Recuerdos de otras guerrasLa aviación civil del Líbano ha prohibido el transporte de buscapersonas y walkie talkies en todos los aviones que despeguen del Aeropuerto Internacional Rafik Hariri de Beirut “hasta nuevo aviso”. Algunos libaneses han decidido dormir con sus teléfonos en otra habitación. Además, el ministro de Educación, Abbas al Halabi, ha decretado el cierre de todas las instituciones educativas la próxima semana. “Nadie puede saber qué pasará ahora, pero espero de corazón que todo esto termine pronto, antes de que olvidemos lo que significa vivir una vida normal”, reconoce el Charbaji. “Para ser honesta, siempre estoy preocupada por mis seres queridos en caso de que la situación empeore; el miedo de perder a alguien cercano nunca desaparece”, se sincera esta joven musulmana. El recuerdo de la última guerra está demasiado presente en su vida.
“Mi casa fue completamente destruida en la guerra [entre Israel y Hizbulá] de 2006 cuando solo tenía 10 años y no solo yo, sino toda mi familia sigue sufriendo las secuelas mentales y otras circunstancias hasta el día de hoy”, explica con la imagen vívida de las ruinas de su hogar vigente en su mente. “Nadie está realmente preparado para volver a vivir algo así; claro que tengo miedo de que haya una guerra a gran escala en el Líbano”, reconoce.
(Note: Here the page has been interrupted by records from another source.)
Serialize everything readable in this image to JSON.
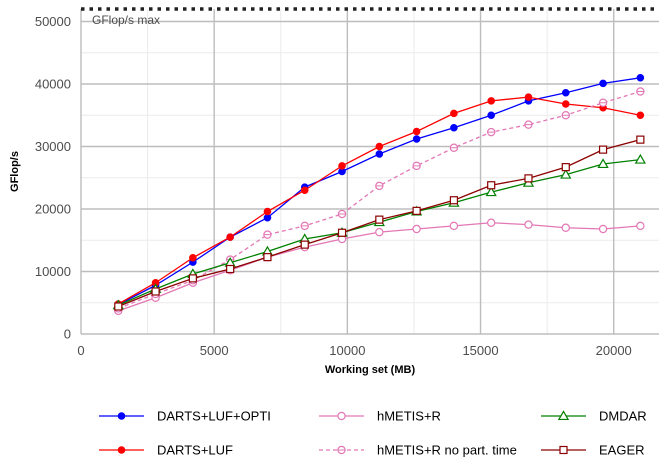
{
  "chart_data": {
    "type": "line",
    "xlabel": "Working set (MB)",
    "ylabel": "GFlop/s",
    "xlim": [
      0,
      21700
    ],
    "ylim": [
      0,
      52000
    ],
    "x_ticks": [
      0,
      5000,
      10000,
      15000,
      20000
    ],
    "x_tick_labels": [
      "0",
      "5000",
      "10000",
      "15000",
      "20000"
    ],
    "y_ticks": [
      0,
      10000,
      20000,
      30000,
      40000,
      50000
    ],
    "y_tick_labels": [
      "0",
      "10000",
      "20000",
      "30000",
      "40000",
      "50000"
    ],
    "grid": true,
    "legend_position": "bottom",
    "reference_line": {
      "label": "GFlop/s max",
      "y": 52000
    },
    "x": [
      1400,
      2800,
      4200,
      5600,
      7000,
      8400,
      9800,
      11200,
      12600,
      14000,
      15400,
      16800,
      18200,
      19600,
      21000
    ],
    "series": [
      {
        "name": "DARTS+LUF+OPTI",
        "color": "#0000ff",
        "marker": "filled-circle",
        "dashed": false,
        "values": [
          4700,
          7800,
          11500,
          15500,
          18600,
          23500,
          26000,
          28800,
          31200,
          33000,
          35000,
          37300,
          38600,
          40100,
          41000
        ]
      },
      {
        "name": "DARTS+LUF",
        "color": "#ff0000",
        "marker": "filled-circle",
        "dashed": false,
        "values": [
          4800,
          8200,
          12200,
          15500,
          19600,
          23000,
          26900,
          30000,
          32400,
          35300,
          37300,
          37900,
          36800,
          36200,
          35000
        ]
      },
      {
        "name": "hMETIS+R",
        "color": "#e377b5",
        "marker": "open-circle",
        "dashed": false,
        "values": [
          3700,
          5800,
          8200,
          10200,
          12300,
          13900,
          15200,
          16300,
          16800,
          17300,
          17800,
          17500,
          17000,
          16800,
          17300
        ]
      },
      {
        "name": "hMETIS+R no part. time",
        "color": "#e377b5",
        "marker": "crossed-circle",
        "dashed": true,
        "values": [
          4100,
          6400,
          8600,
          11900,
          15900,
          17300,
          19200,
          23700,
          26900,
          29800,
          32300,
          33500,
          35000,
          37000,
          38800
        ]
      },
      {
        "name": "DMDAR",
        "color": "#008000",
        "marker": "open-triangle",
        "dashed": false,
        "values": [
          4600,
          7200,
          9600,
          11400,
          13200,
          15200,
          16200,
          17900,
          19600,
          21000,
          22700,
          24200,
          25500,
          27200,
          27900
        ]
      },
      {
        "name": "EAGER",
        "color": "#8b0000",
        "marker": "open-square",
        "dashed": false,
        "values": [
          4400,
          6800,
          8900,
          10400,
          12300,
          14300,
          16200,
          18300,
          19700,
          21400,
          23800,
          24900,
          26700,
          29500,
          31100
        ]
      }
    ]
  }
}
Pero, aunque las declaraciones incendiarias de los líderes israelíes aboguen por ella, Sally se niega a asumirlo. “No quiero prepararme para una guerra; simplemente no quiero dejar mi casa”, afirma. Esta joven traductora pasó años comprometida hasta hace poco más de un año, siguiendo la costumbre libanesa de tener una casa bien amueblada antes de poder casarse. “Mi marido y yo hemos trabajado muy duro durante años de nuestra vida para construirla, la construimos con amor y no estamos dispuestos a abandonarla; es nuestra casa”, explica desde este hogar que venera y que la protege.